シリア内戦、パレスチナ問題、「イスラム国IS」の台頭など現在の中東オリエント世界の混乱をもたらしたのは、英仏が帝国主義的野心をあらわにしたサイクス・ピコ協定であると言っても過言ではない。この秘密条約は、1916年5月16日に締結された。
19世紀ヨーロッパでは「瀕死の病人」と形容されたオスマン帝国をめぐる外交が列強の主要な関心だった。
サイクス・ピコ協定は英仏の新たな接近の象徴としても生まれたものだった。両国は1881年から1914年にかけて英仏はアフリカ大陸の利権をめぐって競合したが、イギリスとフランスの帝国主義は1898年にスーダンのファショダで衝突する事件も起こした。
オリエント地域について言えば、フランスはベイルートやレバノン山脈一帯に資本を投下し、レバノンに宗教的、文化的活動を展開していった。フランスにとって東地中海の沿岸地帯の支配は、フランスの領土となったアルジェリア、またその保護領のモロッコ、チュニジアを海路で結ぶには都合がよかった。
イギリスはパレスチナのハイファ、ペルシア湾岸、イラクのバスラなど中東の海岸一帯を支配することに関心を寄せた。イギリスにとっては、1909年にイラクで最初に発見された石油も魅力のあるものだった。英連邦軍は1914年11月にバスラを占領してからイラク北部への野心を次第に抱いていった。
ロシアも、サイクス・ピコ協定でイスタンブール、黒海から地中海に至るトルコの海峡、アナトリア東部の支配を約束された。サイクス・ピコ協定は、ロシアのペトログラードで結ばれた英仏ロの三国間の秘密条約だった(ロシアは1917年の十月革命で離脱)。

1918年10月18日にシリアのダマスカスが英連邦のオーストラリア軍に落ちると、イギリスが支援したハーシム家(預言者ムハンマドの出身一族とされる)のアラブ軍がダマスカスを支配するようになり、ハーシム家のファイサルは1920年3月に「シリア・アラブ王国」を建国した。しかし、このアラブ支配はサイクス・ピコ協定に反するものとして、フランス軍は1920年3月から7月にかけて成立していたアラブ王国を軍事的に壊滅させた。

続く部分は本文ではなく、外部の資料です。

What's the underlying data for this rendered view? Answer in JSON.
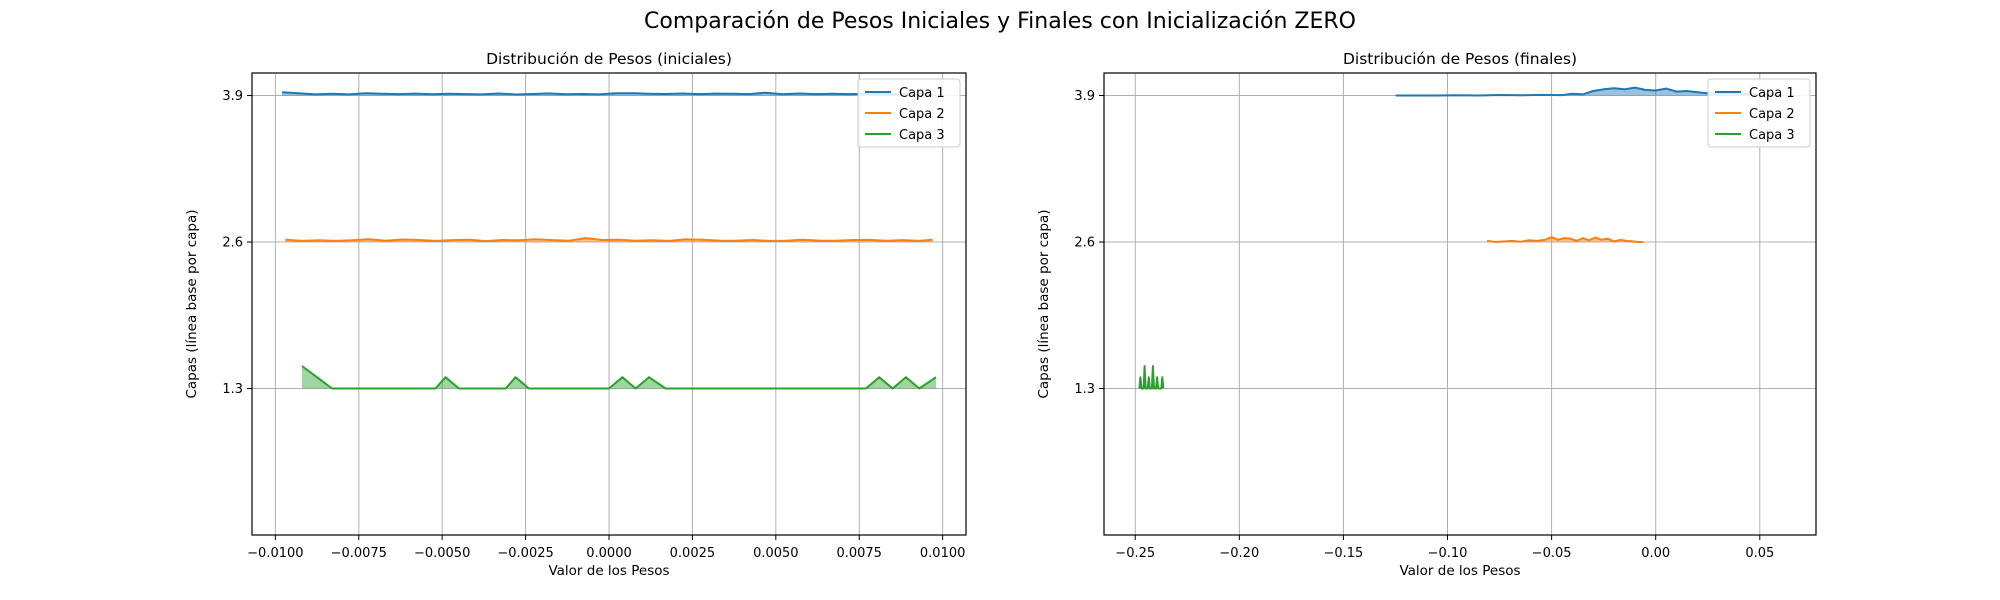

サイクス・ピコ協定は、中東オリエント地域の民族・宗派といった社会的集合を考えずに国境の線引きを行い、イラクやシリアなどの少数派支配(イラクはサダム・フセインまでスンニ派の少数支配)は多数派の宗派、異なる民族を力で封じ、独裁的性格を強めていった。武力など「力」によって秩序をつくるというのがこの地域ではいわば「常識」となり、イスラエルによる占領地支配、またISの台頭も、サイクス・ピコ協定などヨーロッパ植民地主義の負の遺産がその背景の一つにある。悲惨な戦争が継続するシリアは「サイクス・ピコ協定」の境界線をもとにできあがった国だが、介入を強めるロシアやトルコなど諸外国の思惑によってさらなる分割や人道上の危機に瀕するようになっている。